I don’t want to sell the banks. I just don’t think we need more of them up here. I am happy to collect the dividend streams, but I tend to want to reinvest those dividend streams elsewhere in multi-year financial laggards (IAG, AMP, CPU, CGF etc.), Telstra (5.65% fully franked), Woolworths (WOW) or even park a bit of it back in the bank in the form of cash and wait for better value to emerge over the next few months.
No doubt, however, for faster tactical money, there might be a quick downside trade in Australian banks once they are ex-dividend. This is particularly so if that ex-dividend period coincides with a broader period of weakness in global equity indices. Australian banks do tend to be a little friendless ex-dividend/ex-franking credits and particularly so if they are not neutralising their DRPs on market. Note the Bank of Queensland (BOQ) example recently ex-dividend.

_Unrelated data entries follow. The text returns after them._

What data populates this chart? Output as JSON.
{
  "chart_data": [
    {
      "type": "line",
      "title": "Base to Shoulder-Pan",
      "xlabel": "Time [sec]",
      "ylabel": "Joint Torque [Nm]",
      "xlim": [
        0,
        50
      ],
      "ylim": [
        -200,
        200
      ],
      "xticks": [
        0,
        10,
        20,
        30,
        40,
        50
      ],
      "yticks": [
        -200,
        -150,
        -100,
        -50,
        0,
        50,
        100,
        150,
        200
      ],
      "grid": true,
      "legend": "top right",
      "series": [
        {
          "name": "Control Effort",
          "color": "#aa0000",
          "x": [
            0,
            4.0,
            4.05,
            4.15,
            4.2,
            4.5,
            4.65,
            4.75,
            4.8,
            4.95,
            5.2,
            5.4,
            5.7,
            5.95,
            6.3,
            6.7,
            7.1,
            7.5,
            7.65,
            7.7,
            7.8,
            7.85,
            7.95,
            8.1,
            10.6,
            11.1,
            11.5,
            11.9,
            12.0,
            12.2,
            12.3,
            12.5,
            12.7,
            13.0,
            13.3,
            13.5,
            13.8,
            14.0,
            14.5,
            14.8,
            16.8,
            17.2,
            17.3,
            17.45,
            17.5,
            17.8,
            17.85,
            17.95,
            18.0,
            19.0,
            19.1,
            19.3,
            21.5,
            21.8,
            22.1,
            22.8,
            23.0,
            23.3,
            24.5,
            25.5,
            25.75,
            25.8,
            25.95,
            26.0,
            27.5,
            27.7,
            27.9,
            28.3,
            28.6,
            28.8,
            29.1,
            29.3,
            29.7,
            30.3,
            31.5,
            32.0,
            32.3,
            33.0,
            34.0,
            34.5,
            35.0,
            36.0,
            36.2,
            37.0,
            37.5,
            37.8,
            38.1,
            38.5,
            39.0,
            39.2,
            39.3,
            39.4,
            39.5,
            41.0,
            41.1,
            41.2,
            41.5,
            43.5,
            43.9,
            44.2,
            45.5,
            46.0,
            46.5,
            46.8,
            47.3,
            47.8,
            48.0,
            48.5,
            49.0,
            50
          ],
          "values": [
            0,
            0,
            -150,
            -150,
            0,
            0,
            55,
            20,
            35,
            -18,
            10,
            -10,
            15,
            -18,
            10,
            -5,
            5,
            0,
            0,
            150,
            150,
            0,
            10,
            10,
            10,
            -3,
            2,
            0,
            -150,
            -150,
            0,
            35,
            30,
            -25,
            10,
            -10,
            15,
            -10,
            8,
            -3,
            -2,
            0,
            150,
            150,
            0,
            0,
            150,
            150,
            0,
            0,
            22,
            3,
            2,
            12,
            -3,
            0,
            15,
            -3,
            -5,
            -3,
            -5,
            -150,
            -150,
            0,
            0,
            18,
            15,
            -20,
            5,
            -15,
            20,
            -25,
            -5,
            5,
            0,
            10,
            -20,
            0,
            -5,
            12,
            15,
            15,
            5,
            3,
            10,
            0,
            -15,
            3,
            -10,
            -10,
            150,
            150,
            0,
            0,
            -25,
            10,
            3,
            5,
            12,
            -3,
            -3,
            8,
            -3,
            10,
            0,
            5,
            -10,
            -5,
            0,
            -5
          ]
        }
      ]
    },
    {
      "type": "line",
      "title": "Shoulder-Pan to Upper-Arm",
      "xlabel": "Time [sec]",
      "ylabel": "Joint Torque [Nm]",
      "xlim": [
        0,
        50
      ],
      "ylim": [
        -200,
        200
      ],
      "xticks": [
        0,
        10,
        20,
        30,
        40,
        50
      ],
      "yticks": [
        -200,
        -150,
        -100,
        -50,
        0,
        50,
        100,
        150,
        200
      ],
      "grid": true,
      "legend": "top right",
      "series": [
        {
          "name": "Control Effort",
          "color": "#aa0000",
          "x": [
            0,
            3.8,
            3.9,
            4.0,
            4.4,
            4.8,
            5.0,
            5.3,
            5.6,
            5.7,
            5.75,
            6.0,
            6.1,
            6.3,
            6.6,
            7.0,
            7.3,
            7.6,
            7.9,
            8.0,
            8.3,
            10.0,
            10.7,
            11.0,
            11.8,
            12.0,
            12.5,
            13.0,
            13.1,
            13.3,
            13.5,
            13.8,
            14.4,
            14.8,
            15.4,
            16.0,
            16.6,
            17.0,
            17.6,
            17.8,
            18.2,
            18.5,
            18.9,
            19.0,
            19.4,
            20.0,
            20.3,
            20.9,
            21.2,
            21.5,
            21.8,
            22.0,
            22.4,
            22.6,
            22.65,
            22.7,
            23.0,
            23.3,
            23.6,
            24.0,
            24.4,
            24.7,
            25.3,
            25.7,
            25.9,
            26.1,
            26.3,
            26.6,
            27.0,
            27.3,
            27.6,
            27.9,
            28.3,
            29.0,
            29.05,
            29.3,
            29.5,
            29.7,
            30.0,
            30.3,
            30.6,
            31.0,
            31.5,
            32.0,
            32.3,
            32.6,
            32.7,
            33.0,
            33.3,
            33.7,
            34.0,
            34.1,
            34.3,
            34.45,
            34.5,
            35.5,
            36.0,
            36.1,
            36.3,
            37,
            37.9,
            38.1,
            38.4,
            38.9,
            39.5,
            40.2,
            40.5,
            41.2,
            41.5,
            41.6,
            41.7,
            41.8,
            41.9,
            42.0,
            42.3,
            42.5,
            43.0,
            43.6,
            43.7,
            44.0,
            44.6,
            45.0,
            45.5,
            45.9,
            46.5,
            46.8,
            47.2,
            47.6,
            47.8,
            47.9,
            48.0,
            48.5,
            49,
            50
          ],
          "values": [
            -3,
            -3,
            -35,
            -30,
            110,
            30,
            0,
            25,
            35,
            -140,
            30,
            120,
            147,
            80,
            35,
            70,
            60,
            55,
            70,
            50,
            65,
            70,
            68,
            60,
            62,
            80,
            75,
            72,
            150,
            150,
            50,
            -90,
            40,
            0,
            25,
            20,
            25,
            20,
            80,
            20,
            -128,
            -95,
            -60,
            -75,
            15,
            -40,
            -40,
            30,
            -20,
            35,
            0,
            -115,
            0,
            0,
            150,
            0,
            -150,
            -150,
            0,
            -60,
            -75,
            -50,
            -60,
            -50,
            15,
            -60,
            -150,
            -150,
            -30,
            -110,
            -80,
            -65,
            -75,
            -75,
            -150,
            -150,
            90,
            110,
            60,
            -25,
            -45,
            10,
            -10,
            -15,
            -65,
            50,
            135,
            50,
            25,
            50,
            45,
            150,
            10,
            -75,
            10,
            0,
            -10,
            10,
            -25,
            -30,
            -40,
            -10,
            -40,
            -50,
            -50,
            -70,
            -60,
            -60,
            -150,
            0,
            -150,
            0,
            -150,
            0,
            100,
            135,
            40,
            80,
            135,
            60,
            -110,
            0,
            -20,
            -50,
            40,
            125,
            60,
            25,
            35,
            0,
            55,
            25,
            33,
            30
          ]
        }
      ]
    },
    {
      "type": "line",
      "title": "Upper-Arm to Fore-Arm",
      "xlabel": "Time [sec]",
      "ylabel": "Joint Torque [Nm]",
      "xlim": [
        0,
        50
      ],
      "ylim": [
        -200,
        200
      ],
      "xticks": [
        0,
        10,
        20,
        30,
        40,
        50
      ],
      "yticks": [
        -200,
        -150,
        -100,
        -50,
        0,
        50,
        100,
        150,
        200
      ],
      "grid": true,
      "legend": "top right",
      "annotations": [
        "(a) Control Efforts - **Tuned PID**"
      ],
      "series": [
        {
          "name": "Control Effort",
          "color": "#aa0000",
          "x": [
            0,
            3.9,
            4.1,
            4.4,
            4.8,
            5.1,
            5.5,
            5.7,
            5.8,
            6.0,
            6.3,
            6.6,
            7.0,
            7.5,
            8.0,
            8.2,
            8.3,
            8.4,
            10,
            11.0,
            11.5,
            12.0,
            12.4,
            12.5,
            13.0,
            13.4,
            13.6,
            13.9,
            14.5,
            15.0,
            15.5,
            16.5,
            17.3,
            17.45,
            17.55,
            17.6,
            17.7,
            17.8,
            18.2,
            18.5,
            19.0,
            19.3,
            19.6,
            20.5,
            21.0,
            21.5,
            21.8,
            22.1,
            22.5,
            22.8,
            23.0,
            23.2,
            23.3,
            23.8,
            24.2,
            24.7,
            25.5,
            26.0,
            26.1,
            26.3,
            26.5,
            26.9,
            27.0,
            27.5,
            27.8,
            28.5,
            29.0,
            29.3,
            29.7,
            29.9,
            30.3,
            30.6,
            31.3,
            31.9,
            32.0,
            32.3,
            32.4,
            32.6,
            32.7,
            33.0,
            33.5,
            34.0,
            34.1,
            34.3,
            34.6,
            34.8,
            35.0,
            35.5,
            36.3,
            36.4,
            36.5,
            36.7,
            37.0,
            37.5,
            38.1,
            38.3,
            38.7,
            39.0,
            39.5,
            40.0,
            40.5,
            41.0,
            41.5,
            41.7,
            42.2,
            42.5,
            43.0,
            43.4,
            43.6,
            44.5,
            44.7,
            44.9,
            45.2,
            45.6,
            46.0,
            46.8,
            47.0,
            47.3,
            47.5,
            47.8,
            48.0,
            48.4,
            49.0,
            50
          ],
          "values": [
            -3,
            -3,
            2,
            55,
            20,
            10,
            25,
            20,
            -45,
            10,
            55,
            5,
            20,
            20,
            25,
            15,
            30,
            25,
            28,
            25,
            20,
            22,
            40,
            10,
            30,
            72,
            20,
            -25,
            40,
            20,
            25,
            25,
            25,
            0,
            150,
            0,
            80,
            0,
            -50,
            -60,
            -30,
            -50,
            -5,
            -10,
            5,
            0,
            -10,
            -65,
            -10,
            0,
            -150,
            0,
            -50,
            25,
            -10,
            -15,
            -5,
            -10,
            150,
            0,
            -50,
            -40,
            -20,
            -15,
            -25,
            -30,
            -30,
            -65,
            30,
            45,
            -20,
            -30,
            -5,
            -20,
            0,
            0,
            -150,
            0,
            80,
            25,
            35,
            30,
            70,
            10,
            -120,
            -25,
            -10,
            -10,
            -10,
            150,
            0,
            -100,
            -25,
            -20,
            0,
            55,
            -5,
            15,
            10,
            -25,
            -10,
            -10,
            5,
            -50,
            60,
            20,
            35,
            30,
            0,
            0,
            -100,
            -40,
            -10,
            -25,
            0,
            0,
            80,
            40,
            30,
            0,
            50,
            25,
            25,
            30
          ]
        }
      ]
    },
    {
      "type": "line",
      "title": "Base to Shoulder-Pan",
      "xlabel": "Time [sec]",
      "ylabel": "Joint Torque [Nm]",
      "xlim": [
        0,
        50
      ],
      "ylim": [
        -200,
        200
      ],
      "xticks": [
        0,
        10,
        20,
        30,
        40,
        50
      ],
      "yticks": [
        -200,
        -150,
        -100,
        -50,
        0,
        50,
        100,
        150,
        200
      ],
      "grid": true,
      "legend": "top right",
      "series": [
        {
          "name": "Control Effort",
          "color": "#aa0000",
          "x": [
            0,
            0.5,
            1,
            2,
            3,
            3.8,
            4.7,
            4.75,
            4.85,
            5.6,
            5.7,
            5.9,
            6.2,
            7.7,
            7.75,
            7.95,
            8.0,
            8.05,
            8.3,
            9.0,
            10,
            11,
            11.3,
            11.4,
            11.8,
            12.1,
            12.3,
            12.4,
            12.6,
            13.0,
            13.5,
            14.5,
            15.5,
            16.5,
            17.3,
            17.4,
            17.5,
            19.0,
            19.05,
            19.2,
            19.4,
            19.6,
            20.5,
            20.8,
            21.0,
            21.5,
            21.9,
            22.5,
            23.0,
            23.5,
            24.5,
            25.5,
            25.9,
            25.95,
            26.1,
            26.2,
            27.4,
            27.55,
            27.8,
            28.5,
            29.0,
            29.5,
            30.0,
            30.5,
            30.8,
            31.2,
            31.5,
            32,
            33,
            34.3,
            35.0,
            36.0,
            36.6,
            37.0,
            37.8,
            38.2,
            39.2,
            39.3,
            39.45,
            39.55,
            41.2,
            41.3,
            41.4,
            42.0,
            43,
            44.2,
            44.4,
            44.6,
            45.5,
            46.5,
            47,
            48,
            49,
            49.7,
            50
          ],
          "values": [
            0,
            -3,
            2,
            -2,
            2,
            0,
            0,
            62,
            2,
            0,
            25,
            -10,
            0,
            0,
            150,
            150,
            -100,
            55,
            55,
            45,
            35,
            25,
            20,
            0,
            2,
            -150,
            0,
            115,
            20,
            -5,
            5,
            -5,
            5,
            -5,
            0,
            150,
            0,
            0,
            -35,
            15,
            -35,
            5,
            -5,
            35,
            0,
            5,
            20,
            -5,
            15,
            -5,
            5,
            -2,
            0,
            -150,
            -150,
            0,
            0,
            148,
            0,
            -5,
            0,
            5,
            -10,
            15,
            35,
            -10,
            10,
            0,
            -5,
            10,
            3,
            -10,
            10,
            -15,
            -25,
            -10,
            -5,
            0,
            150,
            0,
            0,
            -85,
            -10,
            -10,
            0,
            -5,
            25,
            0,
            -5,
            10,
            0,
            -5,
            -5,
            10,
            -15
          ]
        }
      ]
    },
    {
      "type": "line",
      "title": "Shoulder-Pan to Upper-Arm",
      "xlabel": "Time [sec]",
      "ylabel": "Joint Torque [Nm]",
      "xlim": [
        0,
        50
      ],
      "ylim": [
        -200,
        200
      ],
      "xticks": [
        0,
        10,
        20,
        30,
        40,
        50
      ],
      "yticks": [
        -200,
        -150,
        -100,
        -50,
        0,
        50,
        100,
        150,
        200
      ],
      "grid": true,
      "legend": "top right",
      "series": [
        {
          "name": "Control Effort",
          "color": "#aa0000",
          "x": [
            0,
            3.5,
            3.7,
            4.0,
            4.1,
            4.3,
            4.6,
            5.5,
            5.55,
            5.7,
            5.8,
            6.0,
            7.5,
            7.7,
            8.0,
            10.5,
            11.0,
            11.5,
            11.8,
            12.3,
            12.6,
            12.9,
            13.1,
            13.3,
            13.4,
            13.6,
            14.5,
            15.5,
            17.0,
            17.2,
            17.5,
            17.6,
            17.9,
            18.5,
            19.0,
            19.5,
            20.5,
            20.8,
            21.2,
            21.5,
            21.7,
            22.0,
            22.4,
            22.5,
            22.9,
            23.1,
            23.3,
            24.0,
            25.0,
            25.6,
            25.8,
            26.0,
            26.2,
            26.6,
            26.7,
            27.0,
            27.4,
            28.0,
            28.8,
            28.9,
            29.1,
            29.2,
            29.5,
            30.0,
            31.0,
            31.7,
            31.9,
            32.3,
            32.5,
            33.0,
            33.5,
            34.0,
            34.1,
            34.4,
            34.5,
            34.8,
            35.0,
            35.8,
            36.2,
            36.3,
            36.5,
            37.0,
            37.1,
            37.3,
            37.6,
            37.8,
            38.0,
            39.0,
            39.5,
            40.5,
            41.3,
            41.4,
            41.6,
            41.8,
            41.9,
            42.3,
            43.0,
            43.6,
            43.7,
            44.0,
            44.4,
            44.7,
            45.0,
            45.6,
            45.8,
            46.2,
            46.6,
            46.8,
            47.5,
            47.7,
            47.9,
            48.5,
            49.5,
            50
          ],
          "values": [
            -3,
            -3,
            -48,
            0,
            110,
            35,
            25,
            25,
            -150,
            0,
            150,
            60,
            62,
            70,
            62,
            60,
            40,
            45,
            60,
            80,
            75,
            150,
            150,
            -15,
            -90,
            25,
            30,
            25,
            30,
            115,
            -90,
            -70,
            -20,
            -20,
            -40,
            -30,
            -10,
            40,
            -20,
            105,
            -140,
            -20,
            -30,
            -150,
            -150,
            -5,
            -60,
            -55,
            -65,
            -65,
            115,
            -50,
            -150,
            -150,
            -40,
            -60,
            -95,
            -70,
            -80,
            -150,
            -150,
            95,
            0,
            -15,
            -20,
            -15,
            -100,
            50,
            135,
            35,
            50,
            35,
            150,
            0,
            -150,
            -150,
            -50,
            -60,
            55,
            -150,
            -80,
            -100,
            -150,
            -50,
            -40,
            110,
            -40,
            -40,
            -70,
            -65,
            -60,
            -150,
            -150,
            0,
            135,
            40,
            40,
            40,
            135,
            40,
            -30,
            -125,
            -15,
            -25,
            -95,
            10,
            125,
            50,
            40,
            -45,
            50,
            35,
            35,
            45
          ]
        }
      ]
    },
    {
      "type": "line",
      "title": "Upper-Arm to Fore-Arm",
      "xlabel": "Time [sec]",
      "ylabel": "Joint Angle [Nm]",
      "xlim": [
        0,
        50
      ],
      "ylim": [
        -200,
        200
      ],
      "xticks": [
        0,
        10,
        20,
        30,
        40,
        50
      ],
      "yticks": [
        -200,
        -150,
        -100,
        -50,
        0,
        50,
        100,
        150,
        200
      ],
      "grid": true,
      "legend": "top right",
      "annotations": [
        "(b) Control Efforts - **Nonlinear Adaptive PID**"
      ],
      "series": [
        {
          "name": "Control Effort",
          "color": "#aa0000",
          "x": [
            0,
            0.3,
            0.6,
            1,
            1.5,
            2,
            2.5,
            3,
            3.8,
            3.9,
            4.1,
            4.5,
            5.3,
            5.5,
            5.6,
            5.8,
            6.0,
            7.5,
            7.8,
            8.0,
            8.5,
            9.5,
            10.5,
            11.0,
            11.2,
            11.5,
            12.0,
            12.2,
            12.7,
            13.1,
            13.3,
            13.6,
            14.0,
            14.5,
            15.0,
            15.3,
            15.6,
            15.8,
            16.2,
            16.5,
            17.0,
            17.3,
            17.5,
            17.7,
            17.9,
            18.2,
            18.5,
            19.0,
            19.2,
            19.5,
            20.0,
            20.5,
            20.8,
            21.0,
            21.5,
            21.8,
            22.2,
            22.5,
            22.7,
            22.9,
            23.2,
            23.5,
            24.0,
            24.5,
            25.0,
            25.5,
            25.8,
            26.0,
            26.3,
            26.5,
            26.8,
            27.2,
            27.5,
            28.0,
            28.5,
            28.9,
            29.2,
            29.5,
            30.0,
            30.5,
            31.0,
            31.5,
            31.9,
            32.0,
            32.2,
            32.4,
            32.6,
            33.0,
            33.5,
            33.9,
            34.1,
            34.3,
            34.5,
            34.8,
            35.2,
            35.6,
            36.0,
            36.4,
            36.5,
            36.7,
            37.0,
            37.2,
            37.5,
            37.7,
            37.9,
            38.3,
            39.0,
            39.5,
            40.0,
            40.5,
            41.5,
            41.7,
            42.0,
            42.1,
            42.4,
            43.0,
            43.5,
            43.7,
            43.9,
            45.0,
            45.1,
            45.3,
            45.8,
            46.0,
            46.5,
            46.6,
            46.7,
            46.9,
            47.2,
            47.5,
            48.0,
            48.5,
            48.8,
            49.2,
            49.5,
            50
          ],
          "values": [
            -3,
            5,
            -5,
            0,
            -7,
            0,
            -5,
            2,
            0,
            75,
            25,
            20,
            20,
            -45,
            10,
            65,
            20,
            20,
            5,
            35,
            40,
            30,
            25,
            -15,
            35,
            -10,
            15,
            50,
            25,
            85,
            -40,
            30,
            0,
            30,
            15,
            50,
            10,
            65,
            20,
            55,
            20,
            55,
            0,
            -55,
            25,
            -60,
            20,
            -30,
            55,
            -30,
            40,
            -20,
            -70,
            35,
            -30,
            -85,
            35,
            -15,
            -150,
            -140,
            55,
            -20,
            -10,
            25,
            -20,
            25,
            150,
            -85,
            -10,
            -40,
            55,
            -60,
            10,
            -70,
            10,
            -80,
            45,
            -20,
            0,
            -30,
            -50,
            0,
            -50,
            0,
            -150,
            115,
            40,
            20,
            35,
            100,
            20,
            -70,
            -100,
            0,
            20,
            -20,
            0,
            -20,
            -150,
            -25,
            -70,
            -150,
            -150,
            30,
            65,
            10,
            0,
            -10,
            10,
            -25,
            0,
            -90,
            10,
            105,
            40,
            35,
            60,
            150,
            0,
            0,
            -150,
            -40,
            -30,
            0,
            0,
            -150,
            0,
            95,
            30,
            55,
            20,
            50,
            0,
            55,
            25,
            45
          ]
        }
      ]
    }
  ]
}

Nobody has been more consistently bullish Australian banks over the last few years than us, both top down and bottom up. What I am doing today, top down, is simply “stepping off the gas” in the sector a notch to reflect the P/E, PEG price to book and dividend yield re-rating we have been on the right side of. That has all played out how we forecast, but as I mention above, about six months AHEAD of when we forecast.
To me, the major Australian banks are now more accurately described as “fair value” for what we know today and on that basis I am downgrading our top down view of the sector to neutral for the first time in 2.5 years.
Below is the ASX Bank Accumulation Index (XFJ) just to remind you where we have come from/ to over the last 2.5 years.
Go Australia, Charlie
Important: This content has been prepared without taking account of the objectives, financial situation or needs of any particular individual. It does not constitute formal advice. Consider the appropriateness of the information in regards to your circumstances.